The City of Chicago’s Inspector General this afternoon issued a report containing a detailed analysis of the lease of the City’s parking meter system.
While his report does not uncover any illegal conduct, the Inspector General’s analysis reveals that the parking meter lease agreement was an extremely bad financial deal for the city.
The report estimates that the City received about $975 million less for the parking meter system than it was worth to the city. The report acknowledges that this is a conservative estimate, and that the loss to the city is potentially much greater. The report concludes that the lack of transparency in formalizing the agreement and the last-minute rush to approve the deal contributed to this bad financial agreement.

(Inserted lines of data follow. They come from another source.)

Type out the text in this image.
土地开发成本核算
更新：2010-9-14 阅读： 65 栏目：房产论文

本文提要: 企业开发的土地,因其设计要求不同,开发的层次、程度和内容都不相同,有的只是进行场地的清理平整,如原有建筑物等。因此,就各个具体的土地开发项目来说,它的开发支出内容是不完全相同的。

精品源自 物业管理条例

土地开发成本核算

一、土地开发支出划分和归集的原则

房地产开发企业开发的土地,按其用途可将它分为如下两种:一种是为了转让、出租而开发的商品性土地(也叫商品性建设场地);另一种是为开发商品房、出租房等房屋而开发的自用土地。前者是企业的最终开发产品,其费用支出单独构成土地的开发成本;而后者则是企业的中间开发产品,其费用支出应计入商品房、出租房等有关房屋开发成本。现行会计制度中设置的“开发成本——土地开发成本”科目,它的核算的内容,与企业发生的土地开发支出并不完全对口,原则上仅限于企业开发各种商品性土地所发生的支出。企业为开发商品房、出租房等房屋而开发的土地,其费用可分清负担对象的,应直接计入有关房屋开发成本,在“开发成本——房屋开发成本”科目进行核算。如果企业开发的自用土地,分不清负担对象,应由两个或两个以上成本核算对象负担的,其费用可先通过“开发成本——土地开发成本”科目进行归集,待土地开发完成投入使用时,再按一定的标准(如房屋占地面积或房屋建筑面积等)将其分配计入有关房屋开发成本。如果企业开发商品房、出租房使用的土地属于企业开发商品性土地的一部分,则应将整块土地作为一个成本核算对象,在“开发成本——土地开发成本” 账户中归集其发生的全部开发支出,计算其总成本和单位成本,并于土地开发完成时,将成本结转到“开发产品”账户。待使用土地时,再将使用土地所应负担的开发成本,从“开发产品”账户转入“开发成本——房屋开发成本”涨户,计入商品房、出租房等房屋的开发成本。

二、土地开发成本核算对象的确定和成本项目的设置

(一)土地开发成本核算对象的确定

To prevent this from occurring again, the report recommends that the City Council enact an ordinance to create a new review process for future sales or long-term leases of city assets. This recommended process would be a much more transparent, public and deliberate approach that would include a far more robust role for the City Council.
I plan to adopt these proposals and introduce them as an ordinance in the near future. In the meantime, I will renew my push for City Council hearings on the parking meter lease fiasco. These hearings will include a full discussion of the Inspector General’s report, as well as an investigation into the process leading to the lease agreement, the deficiencies in its implementation, and steps to remedy these deficiencies.
The report also underscores the importance of an independent and well-funded Inspector General’s Office. I will also renew my push for the adoption of my ordinance that expands the power and budget of the Inspector General’s office.
This report is a painful but necessary must-read for every member of the City Council. It is long past the time for the Council to begin acting as the co-equal branch of city government that it was intended to be. As the latest fiasco demonstrates, no one person has a corner on all wisdom and knowledge, and the Mayor his administration and the public at large would benefit from a more active and engaged City Council.